La "panne du logement social"
Les critiques les plus sévères du collectif visent toutefois l'accès au logement et, plus largement, la politique du logement. Le rapport pointe ainsi la "panne du logement social", due au fait que "l'État ponctionne 1,3 milliard d'euros par an sur les bailleurs sociaux, dont la production HLM a chuté de 30% par an". La somme de 1,3 milliard correspond à la RLS (réduction de loyer de solidarité), imposée aux bailleurs pour compenser la baisse de 5 euros par mois des APL. En revanche, on peine à retrouver la "chute de 30% par an" des agréments de logements HLM. La production de logements sociaux est en effet passée de 124.000 en 2016 à 105.000 en 2019, ce qui représente une baisse de 15% sur quatre ans. En intégrant le fort recul de 2020 (87.000 agréments) – dû à la crise sanitaire et non pas à la RLS –, on arrive bien à un recul exceptionnel de 30%, mais sur cinq ans et non pas par an.
Plus globalement, le rapport constate que le choc de l'offre annoncé en début de quinquennat "n'a pas eu lieu", avec des mises en chantier passées de 437.000 en 2017 à 386.000 en 2019 (niveau retrouvé en 2021, après le fort recul de 2020). Cette situation a eu pour conséquence des tensions sur le prix des logements, face auxquelles le gouvernement "a suivi une politique très timide en matière de régulation et d'encadrement des loyers".
Sur le logement accompagné, le collectif pointe le fait qu'"au terme du quinquennat les objectifs ne sont clairement pas atteints, même si la fixation de ces objectifs a pu créer une dynamique certaine, en particulier pour la production de pensions de famille, qui n'a cependant atteint que 52% de l'objectif initial". Si l'objectif de mobilisation du parc privé à vocation sociale (40.000 places nouvelles) devrait en revanche être globalement atteint, le collectif regrette toutefois un manque d'ambition, sachant que "le parc privé n'est pas suffisamment considéré comme un levier efficace pour favoriser l'insertion des ménages défavorisés". Dans le même temps, "la loi Dalo [droit au logement opposable, ndlr] a été particulièrement absente des préoccupations gouvernementales au cours de la mandature qui s'achève ".
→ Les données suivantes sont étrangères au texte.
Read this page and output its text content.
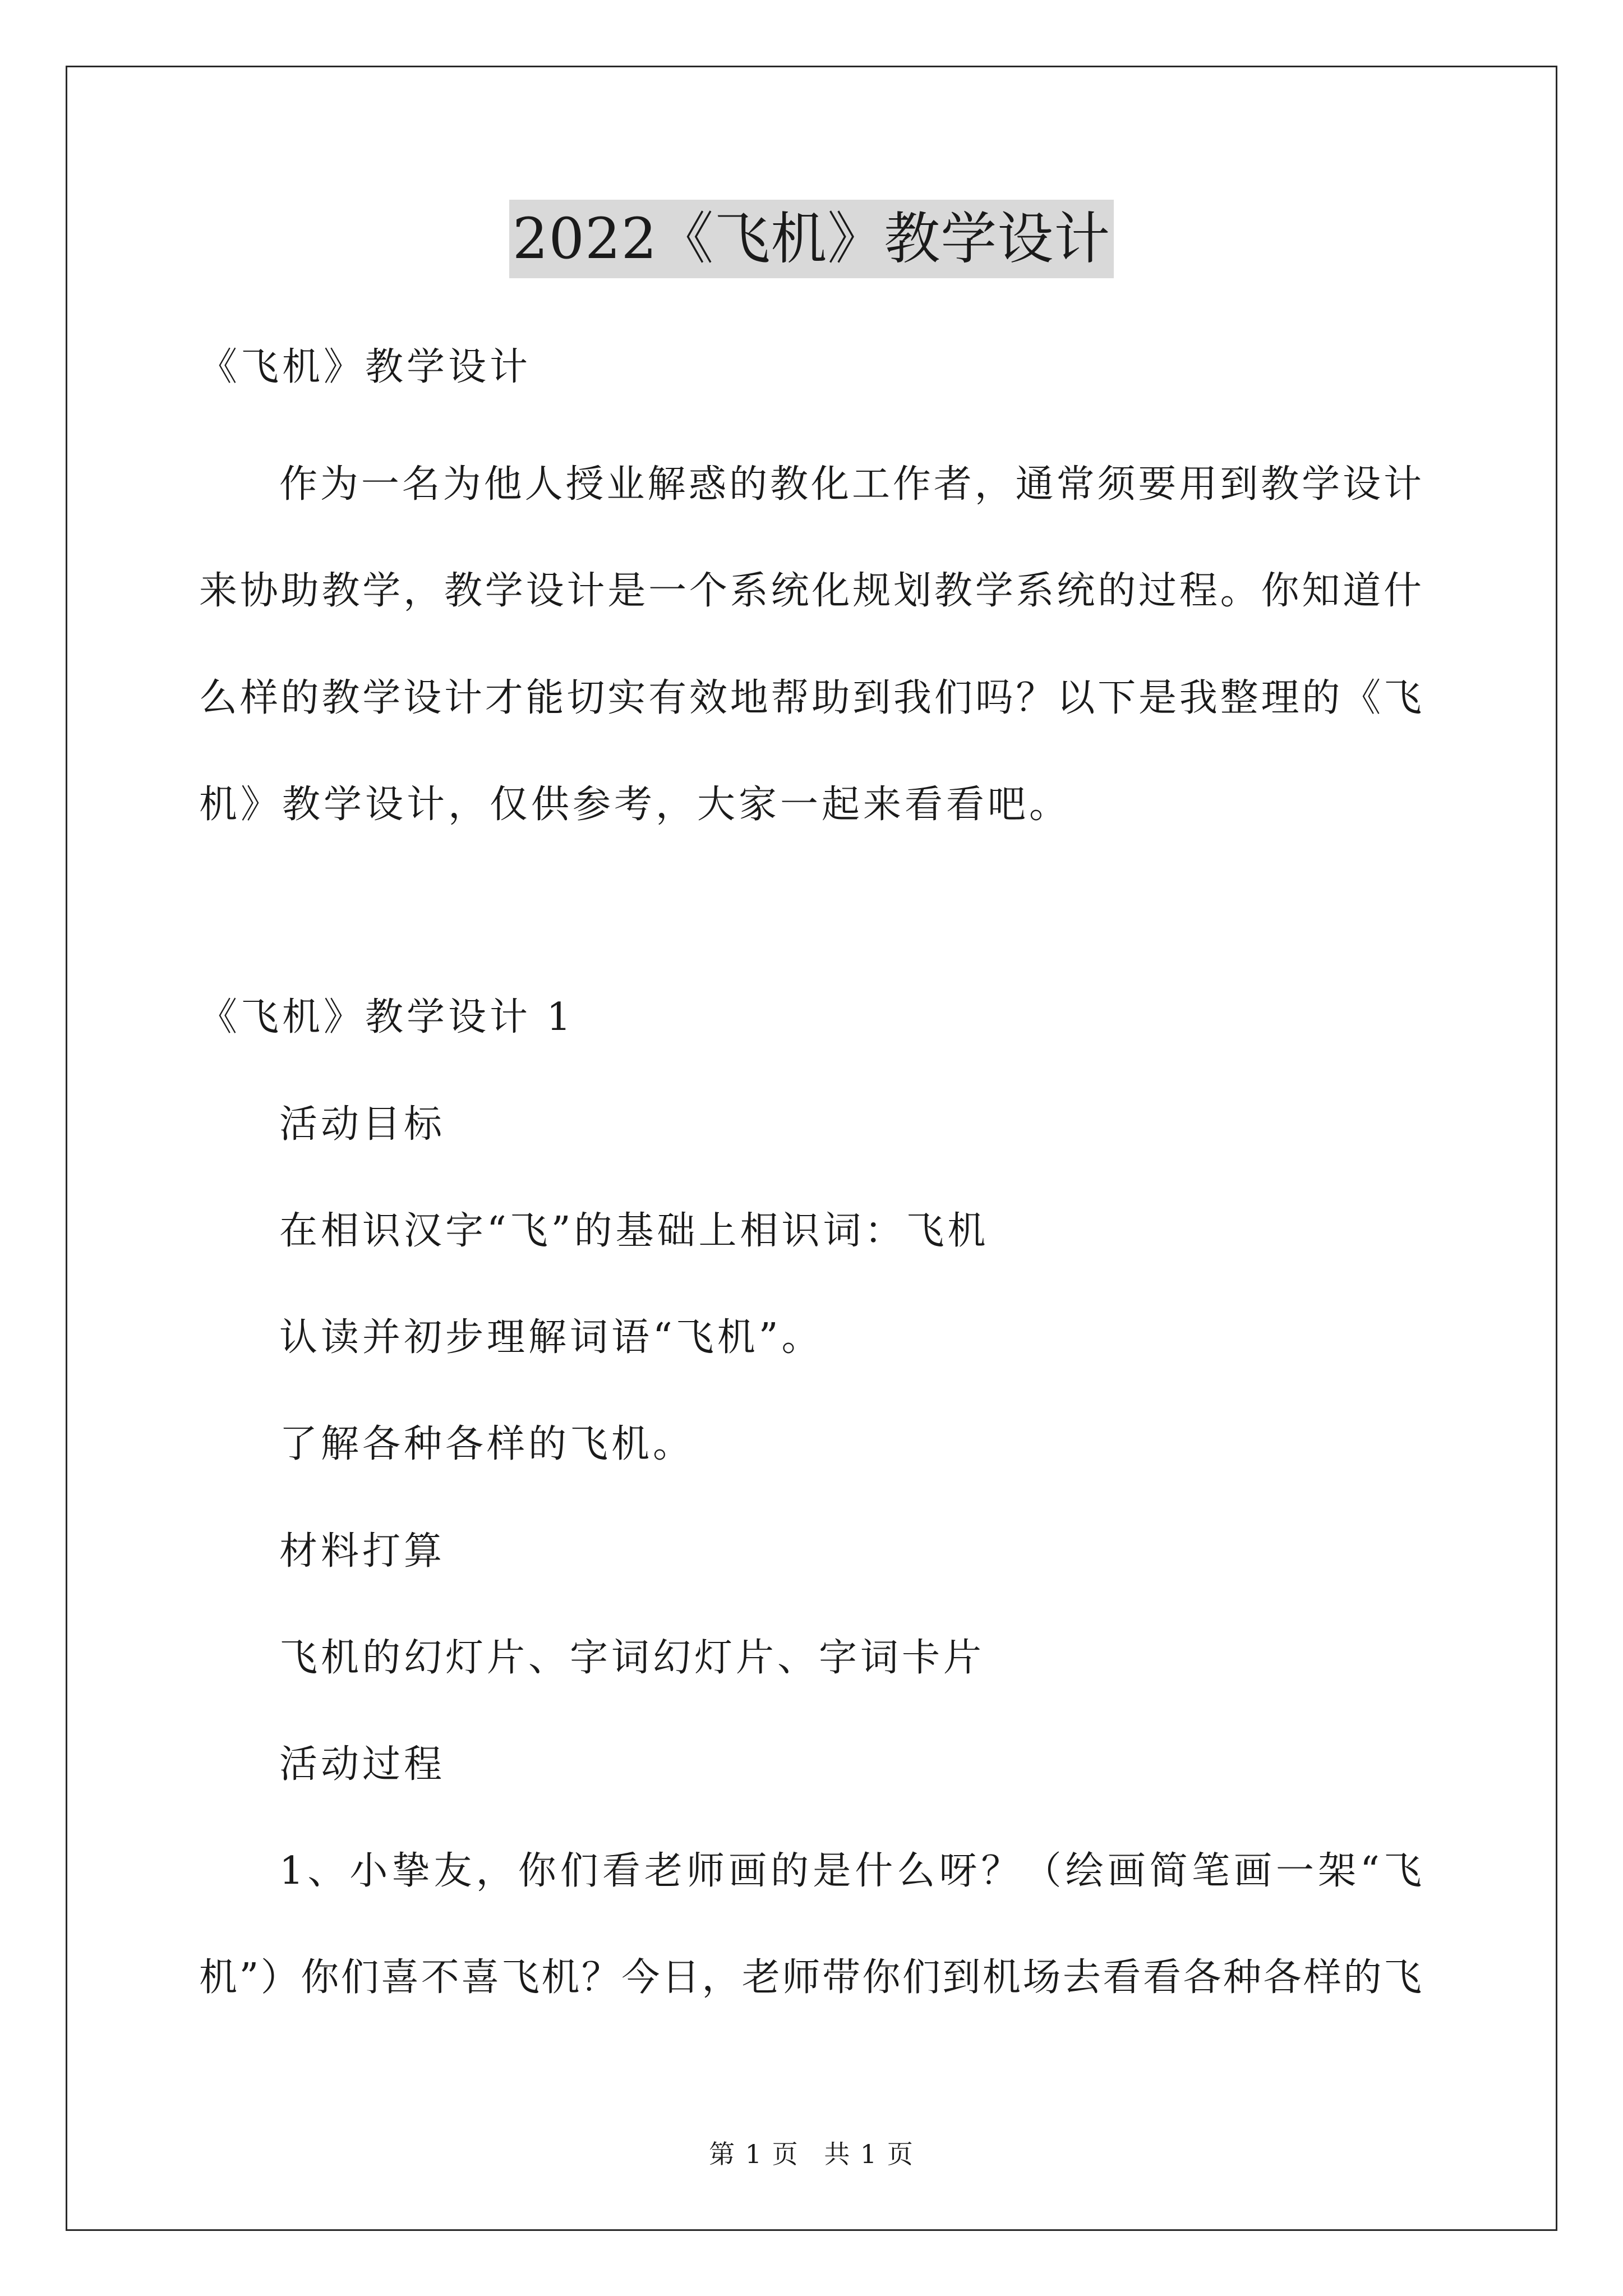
2022《飞机》教学设计
《飞机》教学设计
作为一名为他人授业解惑的教化工作者，通常须要用到教学设计
来协助教学，教学设计是一个系统化规划教学系统的过程。你知道什
么样的教学设计才能切实有效地帮助到我们吗？以下是我整理的《飞
机》教学设计，仅供参考，大家一起来看看吧。
《飞机》教学设计 1
活动目标
在相识汉字“飞”的基础上相识词：飞机
认读并初步理解词语“飞机”。
了解各种各样的飞机。
材料打算
飞机的幻灯片、字词幻灯片、字词卡片
活动过程
1、小挚友，你们看老师画的是什么呀？（绘画简笔画一架“飞
机”）你们喜不喜飞机？今日，老师带你们到机场去看看各种各样的飞
第 1 页 共 1 页
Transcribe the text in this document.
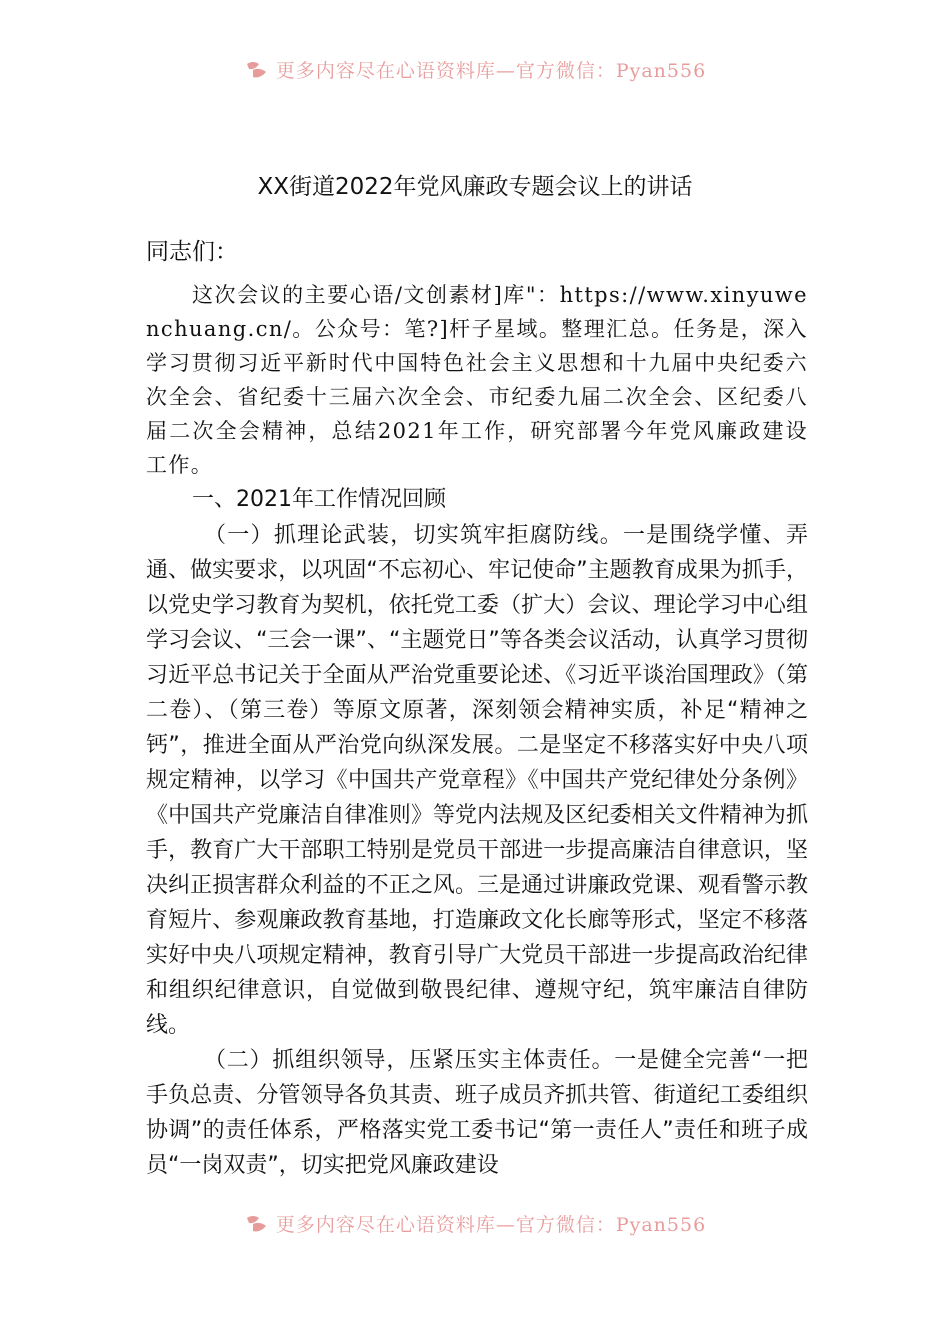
更多内容尽在心语资料库—官方微信：Pyan556
XX街道2022年党风廉政专题会议上的讲话

同志们：

这次会议的主要心语/文创素材]库"：https://www.xinyuwenchuang.cn/。公众号：笔?]杆子星域。整理汇总。任务是，深入学习贯彻习近平新时代中国特色社会主义思想和十九届中央纪委六次全会、省纪委十三届六次全会、市纪委九届二次全会、区纪委八届二次全会精神，总结2021年工作，研究部署今年党风廉政建设工作。

一、2021年工作情况回顾

（一）抓理论武装，切实筑牢拒腐防线。一是围绕学懂、弄通、做实要求，以巩固“不忘初心、牢记使命”主题教育成果为抓手，以党史学习教育为契机，依托党工委（扩大）会议、理论学习中心组学习会议、“三会一课”、“主题党日”等各类会议活动，认真学习贯彻习近平总书记关于全面从严治党重要论述、《习近平谈治国理政》（第二卷）、（第三卷）等原文原著，深刻领会精神实质，补足“精神之钙”，推进全面从严治党向纵深发展。二是坚定不移落实好中央八项规定精神，以学习《中国共产党章程》《中国共产党纪律处分条例》《中国共产党廉洁自律准则》等党内法规及区纪委相关文件精神为抓手，教育广大干部职工特别是党员干部进一步提高廉洁自律意识，坚决纠正损害群众利益的不正之风。三是通过讲廉政党课、观看警示教育短片、参观廉政教育基地，打造廉政文化长廊等形式，坚定不移落实好中央八项规定精神，教育引导广大党员干部进一步提高政治纪律和组织纪律意识，自觉做到敬畏纪律、遵规守纪，筑牢廉洁自律防线。

（二）抓组织领导，压紧压实主体责任。一是健全完善“一把手负总责、分管领导各负其责、班子成员齐抓共管、街道纪工委组织协调”的责任体系，严格落实党工委书记“第一责任人”责任和班子成员“一岗双责”，切实把党风廉政建设

更多内容尽在心语资料库—官方微信：Pyan556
Seuls quelques domaines de la politique du logement font l'objet d'une perception un peu moins négative. C'est le cas par exemple des expulsions locatives, pour lesquelles "la survenue de la crise sanitaire a enfin amené l'État à prendre des mesures efficaces". C'est le cas aussi des "avancées limitées" dans l'amélioration de l'habitat – même si les moyens demeurent "en deçà des enjeux pour la lutte contre l'habitat indigne" – et des "évolutions notables" sur la rénovation énergétique.